A raccontarlo su Repubblica è una studentessa. Il 14 settembre, quando in buona parte di Italia riapre la scuola – quindi anche il liceo Socrate di Roma «la vicepreside, entrando in classe per dare delle comunicazioni, ha poi chiamato fuori una mia compagna, che quel giorno indossava una gonna, una ragazza del quinto anno del liceo scientifico», si legge nella testimonianza riportata da Repubblica. Una «gonna normale, morbida. E che comunque, a prescindere da tutto, era il suo modo di esprimersi», aggiunge.

(Importa come era fatta, questa gonna, peraltro? No).

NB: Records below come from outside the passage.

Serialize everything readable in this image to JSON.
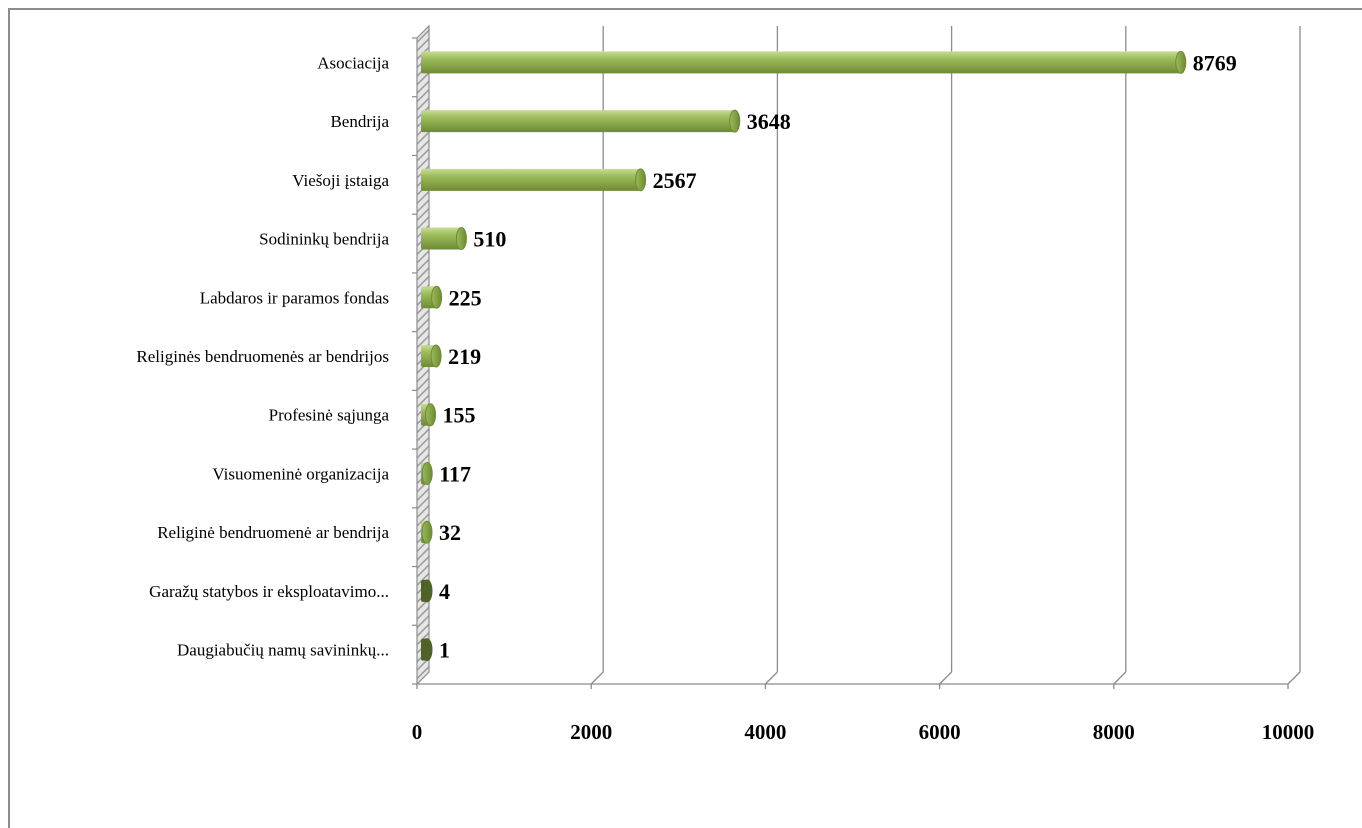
{
  "chart_data": {
    "type": "bar",
    "orientation": "horizontal",
    "style": "3d-cylinder",
    "categories": [
      "Asociacija",
      "Bendrija",
      "Viešoji įstaiga",
      "Sodininkų bendrija",
      "Labdaros ir paramos fondas",
      "Religinės bendruomenės ar bendrijos",
      "Profesinė sąjunga",
      "Visuomeninė organizacija",
      "Religinė bendruomenė ar bendrija",
      "Garažų statybos ir eksploatavimo...",
      "Daugiabučių namų savininkų..."
    ],
    "values": [
      8769,
      3648,
      2567,
      510,
      225,
      219,
      155,
      117,
      32,
      4,
      1
    ],
    "value_labels": [
      "8769",
      "3648",
      "2567",
      "510",
      "225",
      "219",
      "155",
      "117",
      "32",
      "4",
      "1"
    ],
    "xlim": [
      0,
      10000
    ],
    "x_ticks": [
      0,
      2000,
      4000,
      6000,
      8000,
      10000
    ],
    "x_tick_labels": [
      "0",
      "2000",
      "4000",
      "6000",
      "8000",
      "10000"
    ],
    "grid": true,
    "legend": false,
    "colors": {
      "bar": "#9bbb59",
      "bar_highlight": "#c9dc95",
      "bar_shadow": "#6e8a35",
      "bar_small": "#4f6228",
      "gridline": "#8c8c8c",
      "wall": "#bfbfbf"
    }
  }
}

«Le ha detto che non era il caso di vestirsi in quel modo, che era provocante, che a qualche professore poteva ‘cadere l’occhio’. E a quanto abbiamo saputo la stessa frase è stata detta anche ad altre studentesse». Sullo sfondo, il fatto che, siccome i banchi monoposto sono ancora arrivati, al liceo al momento si sono eliminati del tutto i tavoli. Secondo alcune alunne, questa scelta le starebbe esponendo a «troppa attenzione da parte dei professori maschi».

Italia, anno 2020

Italia, Roma, anno 2020, dunque. Ma se da un lato certa “sensibilità” sembra dura a morire, dall’altro certamente non passa sotto silenzio. E la risposta fa il paio a quella delle coetanee francesi, impegnate in queste ore a replicare a prese di posizione altrettanto censorie sull’abbigliamento, nel loro caso pronunciate dal ministro dell’Istruzione Jean-Michel Blanquer.

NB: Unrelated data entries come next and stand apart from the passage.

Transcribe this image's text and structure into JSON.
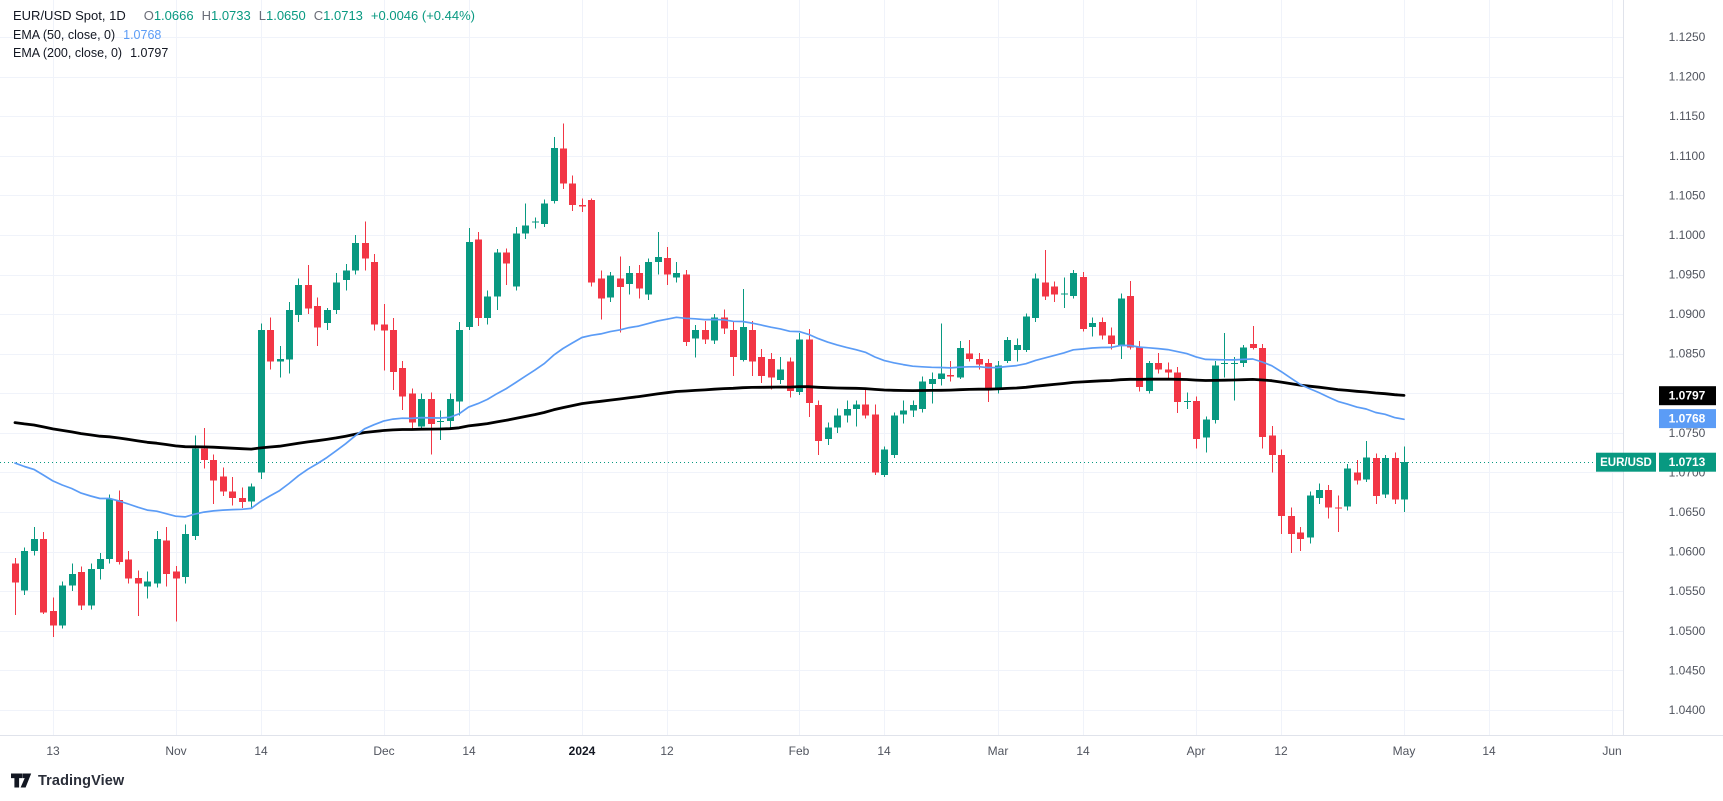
{
  "legend": {
    "symbol": "EUR/USD Spot, 1D",
    "ohlc": [
      {
        "k": "O",
        "v": "1.0666"
      },
      {
        "k": "H",
        "v": "1.0733"
      },
      {
        "k": "L",
        "v": "1.0650"
      },
      {
        "k": "C",
        "v": "1.0713"
      }
    ],
    "change": "+0.0046 (+0.44%)",
    "ema50_label": "EMA (50, close, 0)",
    "ema50_value": "1.0768",
    "ema200_label": "EMA (200, close, 0)",
    "ema200_value": "1.0797"
  },
  "logo": {
    "text": "TradingView"
  },
  "colors": {
    "up": "#089981",
    "down": "#F23645",
    "ema50": "#5b9cf6",
    "ema200": "#000000",
    "grid": "#f0f3fa",
    "axis_border": "#e0e3eb",
    "axis_text": "#50545e",
    "axis_text_bold": "#131722",
    "dotted_line": "#089981",
    "badge_last_bg": "#089981",
    "badge_ema50_bg": "#5b9cf6",
    "badge_ema200_bg": "#000000",
    "badge_fg": "#ffffff"
  },
  "price_axis": {
    "ticks": [
      "1.1250",
      "1.1200",
      "1.1150",
      "1.1100",
      "1.1050",
      "1.1000",
      "1.0950",
      "1.0900",
      "1.0850",
      "1.0800",
      "1.0750",
      "1.0700",
      "1.0650",
      "1.0600",
      "1.0550",
      "1.0500",
      "1.0450",
      "1.0400"
    ],
    "badges": [
      {
        "name": "ema200-price-badge",
        "text": "1.0797",
        "price": 1.0797,
        "bg": "#000000"
      },
      {
        "name": "ema50-price-badge",
        "text": "1.0768",
        "price": 1.0768,
        "bg": "#5b9cf6"
      },
      {
        "name": "last-price-badge",
        "text": "1.0713",
        "price": 1.0713,
        "bg": "#089981",
        "tag": "EUR/USD"
      }
    ]
  },
  "time_axis": {
    "labels": [
      {
        "t": "13",
        "i": 4
      },
      {
        "t": "Nov",
        "i": 17
      },
      {
        "t": "14",
        "i": 26
      },
      {
        "t": "Dec",
        "i": 39
      },
      {
        "t": "14",
        "i": 48
      },
      {
        "t": "2024",
        "i": 60,
        "b": 1
      },
      {
        "t": "12",
        "i": 69
      },
      {
        "t": "Feb",
        "i": 83
      },
      {
        "t": "14",
        "i": 92
      },
      {
        "t": "Mar",
        "i": 104
      },
      {
        "t": "14",
        "i": 113
      },
      {
        "t": "Apr",
        "i": 125
      },
      {
        "t": "12",
        "i": 134
      },
      {
        "t": "May",
        "i": 147
      },
      {
        "t": "14",
        "i": 156
      },
      {
        "t": "Jun",
        "i": 169
      }
    ]
  },
  "chart_data": {
    "type": "candlestick",
    "title": "EUR/USD Spot, 1D",
    "ylim": [
      1.04,
      1.125
    ],
    "grid_step": 0.005,
    "legend_position": "top-left",
    "last_price": 1.0713,
    "ema": {
      "periods": [
        50,
        200
      ],
      "seed50": 1.0718,
      "seed200": 1.0765,
      "end50": 1.0768,
      "end200": 1.0797
    },
    "candles": [
      [
        1.0585,
        1.0592,
        1.052,
        1.0561
      ],
      [
        1.0551,
        1.0605,
        1.0545,
        1.0601
      ],
      [
        1.0601,
        1.0631,
        1.0595,
        1.0616
      ],
      [
        1.0616,
        1.0625,
        1.0521,
        1.0523
      ],
      [
        1.0525,
        1.0542,
        1.0492,
        1.0507
      ],
      [
        1.0507,
        1.0562,
        1.0503,
        1.0557
      ],
      [
        1.0557,
        1.0585,
        1.055,
        1.0572
      ],
      [
        1.0574,
        1.0581,
        1.0526,
        1.0532
      ],
      [
        1.0532,
        1.0585,
        1.0527,
        1.0578
      ],
      [
        1.0578,
        1.0598,
        1.0565,
        1.0591
      ],
      [
        1.0591,
        1.0672,
        1.0585,
        1.0667
      ],
      [
        1.0665,
        1.0677,
        1.0584,
        1.0587
      ],
      [
        1.059,
        1.0601,
        1.056,
        1.0566
      ],
      [
        1.0567,
        1.0576,
        1.0519,
        1.056
      ],
      [
        1.0556,
        1.0575,
        1.0541,
        1.0562
      ],
      [
        1.056,
        1.0626,
        1.0555,
        1.0616
      ],
      [
        1.0614,
        1.0631,
        1.0556,
        1.0572
      ],
      [
        1.0575,
        1.0582,
        1.0512,
        1.0566
      ],
      [
        1.0568,
        1.0634,
        1.056,
        1.0622
      ],
      [
        1.062,
        1.0747,
        1.0615,
        1.073
      ],
      [
        1.073,
        1.0756,
        1.0705,
        1.0716
      ],
      [
        1.0716,
        1.0723,
        1.066,
        1.069
      ],
      [
        1.0695,
        1.0706,
        1.067,
        1.0676
      ],
      [
        1.0676,
        1.0694,
        1.0658,
        1.0668
      ],
      [
        1.0668,
        1.0681,
        1.0655,
        1.0663
      ],
      [
        1.0663,
        1.0686,
        1.0656,
        1.0682
      ],
      [
        1.07,
        1.0888,
        1.0692,
        1.088
      ],
      [
        1.088,
        1.0896,
        1.083,
        1.084
      ],
      [
        1.084,
        1.086,
        1.082,
        1.0843
      ],
      [
        1.0843,
        1.0915,
        1.0825,
        1.0905
      ],
      [
        1.0899,
        1.0945,
        1.089,
        1.0937
      ],
      [
        1.0937,
        1.0962,
        1.09,
        1.0907
      ],
      [
        1.091,
        1.0921,
        1.086,
        1.0883
      ],
      [
        1.0889,
        1.0908,
        1.088,
        1.0905
      ],
      [
        1.0905,
        1.0952,
        1.09,
        1.094
      ],
      [
        1.0943,
        1.0963,
        1.093,
        1.0955
      ],
      [
        1.0955,
        1.1,
        1.095,
        1.099
      ],
      [
        1.099,
        1.1017,
        1.0955,
        1.097
      ],
      [
        1.0966,
        1.0976,
        1.0879,
        1.0887
      ],
      [
        1.0887,
        1.0913,
        1.0829,
        1.0879
      ],
      [
        1.088,
        1.0895,
        1.0804,
        1.0827
      ],
      [
        1.0832,
        1.0841,
        1.0779,
        1.0796
      ],
      [
        1.08,
        1.0806,
        1.0755,
        1.0763
      ],
      [
        1.0758,
        1.08,
        1.0753,
        1.0793
      ],
      [
        1.0793,
        1.0801,
        1.0723,
        1.0761
      ],
      [
        1.0764,
        1.0778,
        1.0741,
        1.0765
      ],
      [
        1.0765,
        1.08,
        1.0757,
        1.0793
      ],
      [
        1.079,
        1.089,
        1.0772,
        1.088
      ],
      [
        1.0884,
        1.1009,
        1.088,
        1.0991
      ],
      [
        1.0994,
        1.1004,
        1.0885,
        1.0895
      ],
      [
        1.0895,
        1.093,
        1.0887,
        1.0922
      ],
      [
        1.0922,
        1.0982,
        1.0905,
        1.0978
      ],
      [
        1.0978,
        1.0983,
        1.0937,
        1.0964
      ],
      [
        1.0935,
        1.101,
        1.093,
        1.1002
      ],
      [
        1.1002,
        1.104,
        1.0995,
        1.1012
      ],
      [
        1.1017,
        1.1022,
        1.1008,
        1.1017
      ],
      [
        1.1014,
        1.1045,
        1.101,
        1.104
      ],
      [
        1.1043,
        1.1124,
        1.104,
        1.111
      ],
      [
        1.1109,
        1.1141,
        1.1058,
        1.1065
      ],
      [
        1.1065,
        1.1075,
        1.103,
        1.1038
      ],
      [
        1.1038,
        1.1046,
        1.1029,
        1.1036
      ],
      [
        1.1044,
        1.1046,
        1.0935,
        1.094
      ],
      [
        1.0945,
        1.0955,
        1.0893,
        1.092
      ],
      [
        1.0921,
        1.0953,
        1.0915,
        1.0949
      ],
      [
        1.0945,
        1.0973,
        1.0877,
        1.0934
      ],
      [
        1.0938,
        1.0961,
        1.0925,
        1.0952
      ],
      [
        1.0952,
        1.0962,
        1.092,
        1.0932
      ],
      [
        1.0925,
        1.097,
        1.0918,
        1.0966
      ],
      [
        1.0966,
        1.1004,
        1.095,
        1.0972
      ],
      [
        1.0971,
        1.0985,
        1.0937,
        1.095
      ],
      [
        1.0946,
        1.0966,
        1.094,
        1.0952
      ],
      [
        1.095,
        1.0956,
        1.086,
        1.0865
      ],
      [
        1.0869,
        1.0886,
        1.0845,
        1.088
      ],
      [
        1.088,
        1.0891,
        1.0862,
        1.0868
      ],
      [
        1.0867,
        1.09,
        1.0862,
        1.0896
      ],
      [
        1.0896,
        1.0906,
        1.0875,
        1.0882
      ],
      [
        1.088,
        1.0891,
        1.0822,
        1.0846
      ],
      [
        1.0842,
        1.0932,
        1.084,
        1.0884
      ],
      [
        1.088,
        1.0891,
        1.0822,
        1.084
      ],
      [
        1.0846,
        1.0856,
        1.0813,
        1.0822
      ],
      [
        1.0843,
        1.0851,
        1.0805,
        1.082
      ],
      [
        1.0817,
        1.0846,
        1.0812,
        1.083
      ],
      [
        1.084,
        1.0845,
        1.0795,
        1.0803
      ],
      [
        1.0802,
        1.0876,
        1.0798,
        1.0868
      ],
      [
        1.0868,
        1.0881,
        1.077,
        1.0788
      ],
      [
        1.0785,
        1.0791,
        1.0722,
        1.074
      ],
      [
        1.0742,
        1.0763,
        1.0735,
        1.0757
      ],
      [
        1.0757,
        1.0781,
        1.075,
        1.0772
      ],
      [
        1.0772,
        1.0791,
        1.0763,
        1.078
      ],
      [
        1.078,
        1.0791,
        1.0758,
        1.0786
      ],
      [
        1.0786,
        1.0806,
        1.0768,
        1.0772
      ],
      [
        1.0773,
        1.0786,
        1.0697,
        1.07
      ],
      [
        1.0697,
        1.0733,
        1.0694,
        1.0729
      ],
      [
        1.0722,
        1.0776,
        1.0718,
        1.0772
      ],
      [
        1.0773,
        1.0791,
        1.0762,
        1.0778
      ],
      [
        1.0778,
        1.0791,
        1.077,
        1.0785
      ],
      [
        1.078,
        1.0821,
        1.0776,
        1.0815
      ],
      [
        1.0812,
        1.0826,
        1.0787,
        1.0818
      ],
      [
        1.0818,
        1.0888,
        1.081,
        1.0825
      ],
      [
        1.0823,
        1.0841,
        1.0815,
        1.0821
      ],
      [
        1.082,
        1.0866,
        1.0818,
        1.0857
      ],
      [
        1.085,
        1.0867,
        1.084,
        1.0843
      ],
      [
        1.0843,
        1.0851,
        1.083,
        1.0836
      ],
      [
        1.0838,
        1.0843,
        1.0789,
        1.0805
      ],
      [
        1.0807,
        1.0841,
        1.08,
        1.0835
      ],
      [
        1.0841,
        1.0871,
        1.0838,
        1.0867
      ],
      [
        1.0855,
        1.0869,
        1.084,
        1.0861
      ],
      [
        1.0855,
        1.0901,
        1.0852,
        1.0897
      ],
      [
        1.0895,
        1.0951,
        1.089,
        1.0945
      ],
      [
        1.094,
        1.0981,
        1.0918,
        1.0922
      ],
      [
        1.0935,
        1.0941,
        1.0915,
        1.0925
      ],
      [
        1.0926,
        1.0946,
        1.0908,
        1.0926
      ],
      [
        1.0923,
        1.0956,
        1.092,
        1.0952
      ],
      [
        1.0947,
        1.0953,
        1.0878,
        1.0881
      ],
      [
        1.0884,
        1.0896,
        1.0872,
        1.0889
      ],
      [
        1.089,
        1.0896,
        1.0868,
        1.0873
      ],
      [
        1.0873,
        1.0883,
        1.0855,
        1.0862
      ],
      [
        1.086,
        1.0926,
        1.0843,
        1.092
      ],
      [
        1.0923,
        1.0942,
        1.0855,
        1.0858
      ],
      [
        1.0858,
        1.0866,
        1.0802,
        1.0808
      ],
      [
        1.0803,
        1.0841,
        1.08,
        1.0838
      ],
      [
        1.0838,
        1.0851,
        1.0825,
        1.083
      ],
      [
        1.083,
        1.0839,
        1.0816,
        1.0826
      ],
      [
        1.0826,
        1.0833,
        1.0775,
        1.0789
      ],
      [
        1.079,
        1.0801,
        1.078,
        1.079
      ],
      [
        1.079,
        1.0796,
        1.073,
        1.0742
      ],
      [
        1.0744,
        1.0771,
        1.0725,
        1.0767
      ],
      [
        1.0766,
        1.0841,
        1.0762,
        1.0835
      ],
      [
        1.0837,
        1.0876,
        1.082,
        1.0838
      ],
      [
        1.0837,
        1.0846,
        1.0791,
        1.0838
      ],
      [
        1.0838,
        1.0861,
        1.0833,
        1.0858
      ],
      [
        1.0862,
        1.0885,
        1.0855,
        1.0857
      ],
      [
        1.0857,
        1.0862,
        1.073,
        1.0745
      ],
      [
        1.0747,
        1.0759,
        1.07,
        1.0722
      ],
      [
        1.0722,
        1.0729,
        1.0622,
        1.0645
      ],
      [
        1.0645,
        1.0656,
        1.0598,
        1.0622
      ],
      [
        1.0624,
        1.0631,
        1.0601,
        1.0616
      ],
      [
        1.0618,
        1.0676,
        1.061,
        1.0671
      ],
      [
        1.0668,
        1.0686,
        1.066,
        1.0678
      ],
      [
        1.0678,
        1.0684,
        1.0642,
        1.0656
      ],
      [
        1.0656,
        1.0671,
        1.0625,
        1.0655
      ],
      [
        1.0657,
        1.0711,
        1.0652,
        1.0705
      ],
      [
        1.07,
        1.0716,
        1.0685,
        1.069
      ],
      [
        1.0691,
        1.074,
        1.0688,
        1.0719
      ],
      [
        1.0718,
        1.0724,
        1.066,
        1.067
      ],
      [
        1.0672,
        1.0722,
        1.0668,
        1.0718
      ],
      [
        1.0718,
        1.0725,
        1.066,
        1.0666
      ],
      [
        1.0666,
        1.0733,
        1.065,
        1.0713
      ]
    ]
  }
}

«I nostri corpi non possono essere oggettificati, non possiamo prendere la colpa per gli sguardi molesti degli insegnanti maschi», si legge tra i messaggi che circolano nel liceo firmati dal gruppo di studentesse “Ribalta femminista”. L’invito era quello di recarsi a scuola tutte in minigonna. E così è successo. «Quasi tutte le alunne si sono presentate in gonna, abbiamo anche affisso cartelli di denuncia contro il sessismo per i corridoi, è stato emozionante. La scuola è un luogo che dovrebbe proteggere e tutelarci».

Non solo: è in arrivo una lettera al preside. Il quale, a Repubblica, ribatte di non saperne nulla. Anzi ieri, giorno del “tutte in minigonna”, lui non si è accorto di niente. «Per me è ovvio che tutte e tutti possono vestirsi come vogliono, gli unici limiti sono la Costituzione, il codice penale, e naturalmente un po’ di buon senso. Di certo non abbiamo un dress code né ci verrebbe mai in mente di imporlo. Ma avvierò subito delle verifiche. Le opinioni personali vanno bene, ma si parla di opinioni soggettive e tali devono restare, se si passa alla censura è un problema».